A fence 6 feet tall runs parallel to a tall building at a distance of 20 feet from the building. What is the length of the shortest ladder that will reach from the ground over the fence to the wall of the building?
Draw a diagram. Let
z = length of ladder
x = distance from fence to foot of ladder
θ = angle ladder makes with the ground
Then we have
tanθ = 6/x
cosθ = (x+20)/z
So,
z = (x+20)secθ = (x+20)√(1+(6/x)^2) = (x+20)/x * √(x^2+36)
dz/dx = (x^3-720)/(x^2 √(x^2+36))
dz/dx=0 when x=2∛90 ≈ 8.96
z=34.85 ft
To find the length of the shortest ladder that will reach from the ground over the fence to the wall of the building, we need to use the Pythagorean theorem.
The Pythagorean theorem states that in a right triangle, the square of the length of the hypotenuse (the side opposite the right angle) is equal to the sum of the squares of the other two sides.

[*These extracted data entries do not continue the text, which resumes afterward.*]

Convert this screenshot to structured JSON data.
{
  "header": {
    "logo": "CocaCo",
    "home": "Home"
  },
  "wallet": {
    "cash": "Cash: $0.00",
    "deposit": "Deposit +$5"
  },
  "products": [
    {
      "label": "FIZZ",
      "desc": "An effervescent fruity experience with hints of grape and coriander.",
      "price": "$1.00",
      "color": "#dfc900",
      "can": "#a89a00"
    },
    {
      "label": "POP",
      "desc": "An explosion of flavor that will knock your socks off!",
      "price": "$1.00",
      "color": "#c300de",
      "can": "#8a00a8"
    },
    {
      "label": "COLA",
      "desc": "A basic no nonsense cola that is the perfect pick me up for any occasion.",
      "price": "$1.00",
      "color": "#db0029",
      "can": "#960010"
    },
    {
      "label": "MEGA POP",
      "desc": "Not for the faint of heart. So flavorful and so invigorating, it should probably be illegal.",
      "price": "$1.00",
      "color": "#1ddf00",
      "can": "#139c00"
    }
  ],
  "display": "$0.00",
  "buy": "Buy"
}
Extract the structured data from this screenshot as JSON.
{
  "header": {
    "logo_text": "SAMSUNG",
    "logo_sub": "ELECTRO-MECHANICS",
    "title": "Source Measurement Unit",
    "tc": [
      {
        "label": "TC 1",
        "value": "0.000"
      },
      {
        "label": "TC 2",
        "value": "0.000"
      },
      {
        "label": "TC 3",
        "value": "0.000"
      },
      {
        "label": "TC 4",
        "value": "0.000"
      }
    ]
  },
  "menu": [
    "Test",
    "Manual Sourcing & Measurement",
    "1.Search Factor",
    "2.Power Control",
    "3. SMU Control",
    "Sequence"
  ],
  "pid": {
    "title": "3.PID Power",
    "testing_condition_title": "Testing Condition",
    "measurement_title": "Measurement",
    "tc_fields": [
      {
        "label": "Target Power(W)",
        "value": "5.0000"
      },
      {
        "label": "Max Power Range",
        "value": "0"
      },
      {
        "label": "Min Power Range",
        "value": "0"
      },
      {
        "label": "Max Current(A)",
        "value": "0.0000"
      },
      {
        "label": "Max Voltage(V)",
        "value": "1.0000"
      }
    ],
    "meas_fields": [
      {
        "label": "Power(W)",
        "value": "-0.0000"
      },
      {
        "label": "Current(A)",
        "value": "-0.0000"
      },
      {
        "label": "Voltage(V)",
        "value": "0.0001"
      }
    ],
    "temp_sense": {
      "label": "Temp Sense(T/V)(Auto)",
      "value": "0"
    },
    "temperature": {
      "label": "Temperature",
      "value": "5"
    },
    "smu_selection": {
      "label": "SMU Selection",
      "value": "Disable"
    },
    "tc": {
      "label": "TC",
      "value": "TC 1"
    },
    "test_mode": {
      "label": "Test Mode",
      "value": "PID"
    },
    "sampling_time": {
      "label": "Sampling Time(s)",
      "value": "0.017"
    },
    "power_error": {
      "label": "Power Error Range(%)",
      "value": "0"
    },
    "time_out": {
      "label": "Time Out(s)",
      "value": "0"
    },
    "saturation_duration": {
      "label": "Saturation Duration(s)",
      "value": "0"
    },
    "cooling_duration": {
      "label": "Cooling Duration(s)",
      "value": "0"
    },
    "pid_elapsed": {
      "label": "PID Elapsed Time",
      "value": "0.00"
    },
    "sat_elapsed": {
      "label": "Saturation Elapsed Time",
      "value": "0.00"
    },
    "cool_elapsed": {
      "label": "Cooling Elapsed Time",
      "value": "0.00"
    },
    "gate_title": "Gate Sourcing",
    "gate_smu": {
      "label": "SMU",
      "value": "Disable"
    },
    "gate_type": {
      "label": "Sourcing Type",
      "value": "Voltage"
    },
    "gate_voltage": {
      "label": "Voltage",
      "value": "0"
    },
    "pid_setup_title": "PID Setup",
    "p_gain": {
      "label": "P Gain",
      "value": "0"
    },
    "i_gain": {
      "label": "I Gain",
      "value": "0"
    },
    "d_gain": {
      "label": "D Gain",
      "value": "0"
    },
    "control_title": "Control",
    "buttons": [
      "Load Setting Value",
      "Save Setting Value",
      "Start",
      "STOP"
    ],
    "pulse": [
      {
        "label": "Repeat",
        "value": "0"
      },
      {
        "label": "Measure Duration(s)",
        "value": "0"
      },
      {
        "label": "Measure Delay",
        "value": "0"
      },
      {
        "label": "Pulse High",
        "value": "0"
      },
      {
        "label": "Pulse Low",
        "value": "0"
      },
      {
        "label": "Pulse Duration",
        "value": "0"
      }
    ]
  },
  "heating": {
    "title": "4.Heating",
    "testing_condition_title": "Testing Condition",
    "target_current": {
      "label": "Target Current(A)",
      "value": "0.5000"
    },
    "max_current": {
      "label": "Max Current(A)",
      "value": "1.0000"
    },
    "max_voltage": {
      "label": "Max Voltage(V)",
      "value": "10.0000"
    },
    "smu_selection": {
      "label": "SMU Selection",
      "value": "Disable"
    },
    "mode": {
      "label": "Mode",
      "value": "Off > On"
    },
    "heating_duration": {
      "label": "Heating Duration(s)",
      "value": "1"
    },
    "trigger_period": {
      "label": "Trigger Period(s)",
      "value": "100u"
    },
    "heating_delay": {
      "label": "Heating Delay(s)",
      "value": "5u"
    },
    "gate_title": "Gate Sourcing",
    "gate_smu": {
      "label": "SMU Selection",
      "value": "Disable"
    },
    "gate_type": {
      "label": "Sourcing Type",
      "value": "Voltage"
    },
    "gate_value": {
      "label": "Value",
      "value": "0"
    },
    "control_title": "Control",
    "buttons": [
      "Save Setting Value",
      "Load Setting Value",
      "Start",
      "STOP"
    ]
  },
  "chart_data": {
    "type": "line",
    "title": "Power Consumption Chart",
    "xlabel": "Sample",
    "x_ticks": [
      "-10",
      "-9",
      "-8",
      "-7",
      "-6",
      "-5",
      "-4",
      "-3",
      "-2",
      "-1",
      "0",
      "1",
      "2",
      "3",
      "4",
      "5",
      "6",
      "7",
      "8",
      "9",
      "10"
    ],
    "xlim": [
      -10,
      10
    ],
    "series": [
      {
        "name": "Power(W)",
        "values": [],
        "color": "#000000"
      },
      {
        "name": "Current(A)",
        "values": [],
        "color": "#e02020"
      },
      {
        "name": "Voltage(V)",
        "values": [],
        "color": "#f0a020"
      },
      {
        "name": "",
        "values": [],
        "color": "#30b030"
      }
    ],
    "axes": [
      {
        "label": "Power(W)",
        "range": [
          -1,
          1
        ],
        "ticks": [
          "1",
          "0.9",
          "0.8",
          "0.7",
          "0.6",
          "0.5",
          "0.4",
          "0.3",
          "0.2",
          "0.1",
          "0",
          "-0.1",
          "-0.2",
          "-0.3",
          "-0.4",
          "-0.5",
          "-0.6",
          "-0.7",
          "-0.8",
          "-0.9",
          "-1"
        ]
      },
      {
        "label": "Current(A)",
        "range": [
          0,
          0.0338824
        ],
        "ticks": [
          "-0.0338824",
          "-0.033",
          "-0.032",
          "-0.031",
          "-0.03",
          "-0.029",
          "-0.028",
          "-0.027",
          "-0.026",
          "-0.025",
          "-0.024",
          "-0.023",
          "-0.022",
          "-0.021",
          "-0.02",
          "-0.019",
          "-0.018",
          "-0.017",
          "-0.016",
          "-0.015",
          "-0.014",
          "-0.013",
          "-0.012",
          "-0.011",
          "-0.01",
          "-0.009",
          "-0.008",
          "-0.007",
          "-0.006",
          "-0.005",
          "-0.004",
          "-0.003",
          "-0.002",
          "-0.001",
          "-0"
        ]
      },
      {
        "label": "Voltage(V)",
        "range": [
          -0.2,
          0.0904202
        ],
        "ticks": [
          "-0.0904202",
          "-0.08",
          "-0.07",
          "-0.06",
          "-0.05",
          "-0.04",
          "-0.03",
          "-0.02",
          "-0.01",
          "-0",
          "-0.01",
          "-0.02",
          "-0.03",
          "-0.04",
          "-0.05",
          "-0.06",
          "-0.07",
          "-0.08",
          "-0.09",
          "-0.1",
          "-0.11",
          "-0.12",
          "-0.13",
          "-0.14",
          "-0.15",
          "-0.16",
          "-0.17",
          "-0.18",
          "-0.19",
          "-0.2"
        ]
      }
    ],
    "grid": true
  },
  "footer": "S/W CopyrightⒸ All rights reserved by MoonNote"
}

In this case, the ladder forms the hypotenuse of a right triangle, while the fence and the distance from the fence to the wall form the other two sides.
Let's define the length of the ladder as "L", the height of the fence as "h", and the distance from the fence to the wall as "d".
Using the Pythagorean theorem, we can write the equation:
L^2 = h^2 + d^2
Substituting the given values into the equation, we have:
L^2 = 6^2 + 20^2
L^2 = 36 + 400
L^2 = 436
To find the length of the ladder, we take the square root of both sides:
L = √436
Using a calculator, we find that the square root of 436 is approximately 20.88.
Therefore, the length of the shortest ladder that will reach from the ground over the fence to the wall of the building is approximately 20.88 feet.